AAV Gene Therapy Market 2025 Key Players Include Novartis, Roche and Spark Fuel Global Race for Rare Disease Cures

This AAV gene therapy market growth is driven by emerging trends and strong demand across key sectors. The rising demand for gene therapy and growing genomics research boost the market. North America led the global market due to the presence of state-of-the-art research and development facilities and favorable regulatory policies.

Category: Therapeutic Area Insight Code: 5810 Format: PDF / PPT / Excel

AAV Gene Therapy Market Size with Segment Analysis and Key Players

The worldwide AAV gene therapy market is experiencing significant expansion, with projections indicating a revenue increase reaching several hundred million dollars by the end of the forecast period, spanning 2025 to 2034.

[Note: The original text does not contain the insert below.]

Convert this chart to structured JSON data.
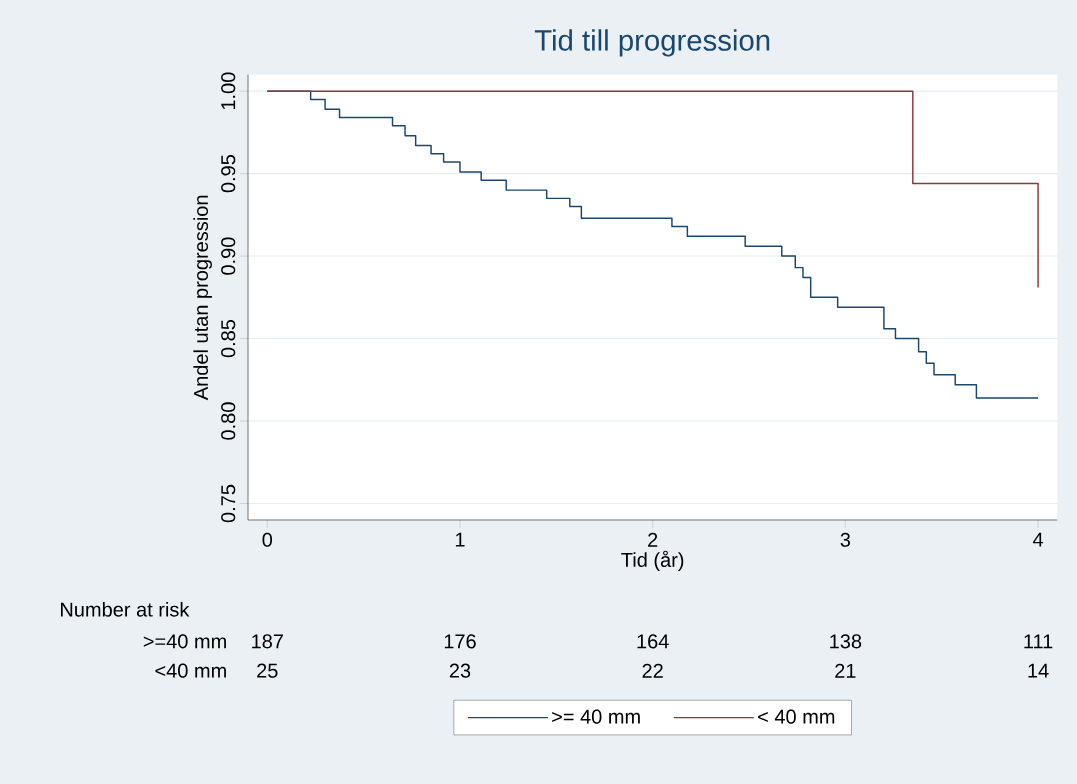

The AAV gene therapy market is primarily driven by the increasing demand for gene therapy, largely due to the rising prevalence of genetic disorders. The growing genomics research leads to the development of novel gene therapy products. Prominent key players collaborate to access advanced technologies and deliver innovative products in the market. The future looks promising, with the advancements in genomic technologies, an increasing number of clinical trials, and the use of AI/ML for research purposes.

Key Takeaways

  • North America held a major revenue share of 54% of the market in 2024.
  • Asia-Pacific is expected to grow at the fastest CAGR of 27–29% in the market during the forecast period.
  • By therapeutic area, the neurological disorders segment dominated the global market with a revenue share of 39% in 2024.
  • By therapeutic area, the hematologic disorders segment is expected to witness the fastest growth with a 32% CAGR in the AAV gene therapy market over the forecast period.
  • By vector serotype, the AAV9 segment contributed the biggest revenue share of 43% of the market in 2024.
  • By vector serotype, the engineered/hybrid capsids segment is expected to expand rapidly with a 36% CAGR in the market in the coming years.
  • By route of administration, the intravenous segment registered its dominance over the global market with 58% revenue in 2024.
  • By route of administration, the intrathecal segment is expected to grow at the fastest CAGR of 26% CAGR during the forecast period.
  • By application stage, the commercialized therapies segment led the global market with 35% revenue in 2024.
  • By application stage, the preclinical therapies segment is expected to grow at the fastest CAGR of 28% in the market during the forecast period.
  • By manufacturing type, the in-house manufacturing segment held the largest revenue share of 60% of the AAV gene therapy market in 2024.
  • By manufacturing type, the contract development and manufacturing organizations (CDMOs) segment is expected to show the fastest growth with a 30% CAGR in the upcoming years.
  • By end-user, the pharmaceutical and biotech companies segment held a dominant presence in the market with 66% in 2024.
  • By end-user, the CDMOs/vector production facilities segment is expected to grow with the highest CAGR of 23% in the market during the studied years.

What is AAV Gene Therapy?

The AAV gene therapy market refers to the market for therapies based on adeno-associated virus (AAV) vectors, a leading delivery platform for in vivo gene therapy. AAV vectors are non-pathogenic and have low immunogenicity, making them ideal for long-term gene expression in non-dividing and slowly dividing cells. This market encompasses AAV-based therapeutics, vector manufacturing technologies, clinical-stage therapies, and commercial products used to treat rare genetic disorders, neurological diseases, ophthalmic conditions, hematologic disorders, and other conditions.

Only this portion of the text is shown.